Developer: Adobe Systems
Initial release: 1984
PNM (Portable Any Map) is an umbrella designation within the Netpbm family that encompasses all three classic portable map formats: PBM (Portable BitMap for monochrome), PGM (Portable GrayMap for grayscale), and PPM (Portable PixMap for color). Created by Jef Poskanzer in 1988 as part of the Pbmplus toolkit, PNM is not a distinct format with its own magic number but rather a collective name indicating that any of the three underlying formats may be used. When software reads a PNM file, it examines the magic number (P1/P4 for PBM, P2/P5 for PGM, P3/P6 for PPM) and processes accordingly; when software writes a PNM file, it selects the most appropriate subformat based on the image content. This convention allows Netpbm processing pipelines to pass images between tools without requiring the user to track which specific format is in use — every tool in the chain accepts PNM input and produces PNM output, with the actual format chosen automatically. The Netpbm toolkit provides hundreds of command-line utilities for image manipulation: scaling, rotation, color adjustment, compositing, format conversion, quantization, and analysis — all operating on PNM as the common interchange format. One advantage is pipeline composability: Netpbm tools can be chained with Unix pipes (e.g., pnmflip | pnmscale | ppmquant | ppmtogif) to build complex image processing operations from simple primitives, following the Unix philosophy of small, focused tools. The format family's cross-platform availability and language support is another strength — virtually every image processing library in every programming language can read and write PNM variants. PNM files are supported by ImageMagick, GIMP, and all major image tools.
Developer: Jef Poskanzer
Initial release: 1988

Frequently Asked Questions

Why convert PFB to PNM?

PNM is the umbrella format for PBM/PGM/PPM — choosing PNM lets the system pick the best Netpbm variant for your font render, ensuring maximum tool compatibility.

How to open PNM?

PNM files open in GIMP, ImageMagick, IrfanView, XnView, and any tool that supports the Netpbm family. The ASCII variant is human-readable.
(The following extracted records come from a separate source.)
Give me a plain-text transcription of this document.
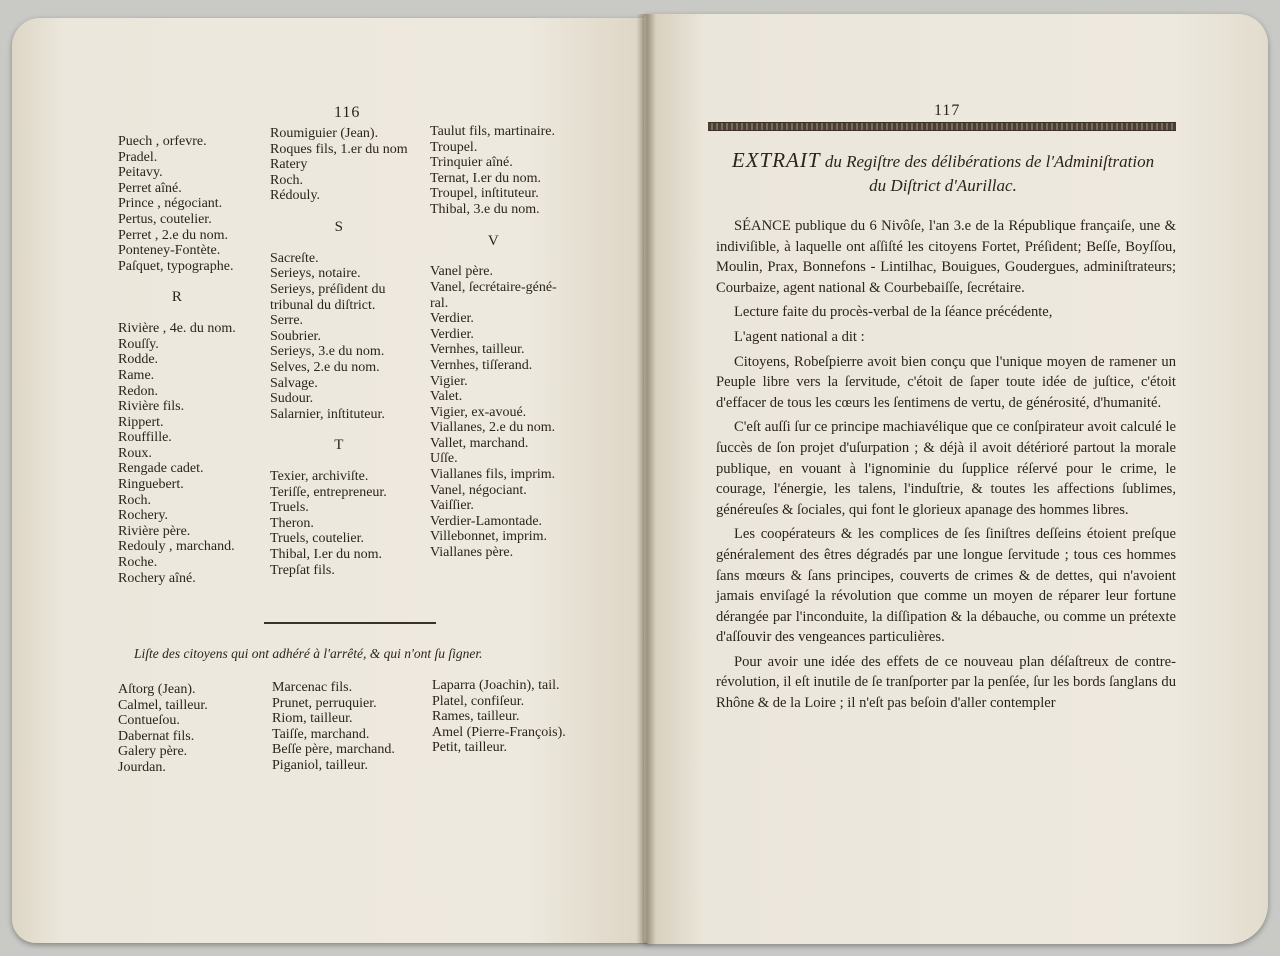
116
Puech , orfevre.
Pradel.
Peitavy.
Perret aîné.
Prince , négociant.
Pertus, coutelier.
Perret , 2.e du nom.
Ponteney-Fontète.
Paſquet, typographe.
R
Rivière , 4e. du nom.
Rouſſy.
Rodde.
Rame.
Redon.
Rivière fils.
Rippert.
Rouffille.
Roux.
Rengade cadet.
Ringuebert.
Roch.
Rochery.
Rivière père.
Redouly , marchand.
Roche.
Rochery aîné.
Roumiguier (Jean).
Roques fils, 1.er du nom
Ratery
Roch.
Rédouly.
S
Sacreſte.
Serieys, notaire.
Serieys, préſident du
tribunal du diſtrict.
Serre.
Soubrier.
Serieys, 3.e du nom.
Selves, 2.e du nom.
Salvage.
Sudour.
Salarnier, inſtituteur.
T
Texier, archiviſte.
Teriſſe, entrepreneur.
Truels.
Theron.
Truels, coutelier.
Thibal, I.er du nom.
Trepſat fils.
Taulut fils, martinaire.
Troupel.
Trinquier aîné.
Ternat, I.er du nom.
Troupel, inſtituteur.
Thibal, 3.e du nom.
V
Vanel père.
Vanel, ſecrétaire-géné-
ral.
Verdier.
Verdier.
Vernhes, tailleur.
Vernhes, tiſſerand.
Vigier.
Valet.
Vigier, ex-avoué.
Viallanes, 2.e du nom.
Vallet, marchand.
Uſſe.
Viallanes fils, imprim.
Vanel, négociant.
Vaiſſier.
Verdier-Lamontade.
Villebonnet, imprim.
Viallanes père.
Liſte des citoyens qui ont adhéré à l'arrêté, & qui n'ont ſu ſigner.
Aſtorg (Jean).
Calmel, tailleur.
Contueſou.
Dabernat fils.
Galery père.
Jourdan.
Marcenac fils.
Prunet, perruquier.
Riom, tailleur.
Taiſſe, marchand.
Beſſe père, marchand.
Piganiol, tailleur.
Laparra (Joachin), tail.
Platel, confiſeur.
Rames, tailleur.
Amel (Pierre-François).
Petit, tailleur.
117
EXTRAIT du Regiſtre des délibérations de l'Adminiſtration
du Diſtrict d'Aurillac.

SÉANCE publique du 6 Nivôſe, l'an 3.e de la République françaiſe, une & indiviſible, à laquelle ont aſſiſté les citoyens Fortet, Préſident; Beſſe, Boyſſou, Moulin, Prax, Bonnefons - Lintilhac, Bouigues, Goudergues, adminiſtrateurs; Courbaize, agent national & Courbebaiſſe, ſecrétaire.

Lecture faite du procès-verbal de la ſéance précédente,

L'agent national a dit :

Citoyens, Robeſpierre avoit bien conçu que l'unique moyen de ramener un Peuple libre vers la ſervitude, c'étoit de ſaper toute idée de juſtice, c'étoit d'effacer de tous les cœurs les ſentimens de vertu, de générosité, d'humanité.

C'eſt auſſi ſur ce principe machiavélique que ce conſpirateur avoit calculé le ſuccès de ſon projet d'uſurpation ; & déjà il avoit détérioré partout la morale publique, en vouant à l'ignominie du ſupplice réſervé pour le crime, le courage, l'énergie, les talens, l'induſtrie, & toutes les affections ſublimes, généreuſes & ſociales, qui font le glorieux apanage des hommes libres.

Les coopérateurs & les complices de ſes ſiniſtres deſſeins étoient preſque généralement des êtres dégradés par une longue ſervitude ; tous ces hommes ſans mœurs & ſans principes, couverts de crimes & de dettes, qui n'avoient jamais enviſagé la révolution que comme un moyen de réparer leur fortune dérangée par l'inconduite, la diſſipation & la débauche, ou comme un prétexte d'aſſouvir des vengeances particulières.

Pour avoir une idée des effets de ce nouveau plan déſaſtreux de contre-révolution, il eſt inutile de ſe tranſporter par la penſée, ſur les bords ſanglans du Rhône & de la Loire ; il n'eſt pas beſoin d'aller contempler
What is the difference between PNM and PPM?

PNM is a generic label that covers PBM (mono), PGM (gray), and PPM (color). The actual encoding is chosen based on the image content.

Is PNM suitable for automated workflows?

Absolutely — PNM's simple structure makes it one of the easiest formats to parse and process in scripts and command-line pipelines.

Does Convertio support batch PNM conversion?

Yes — upload multiple PFB fonts and render them all as PNM images in one session.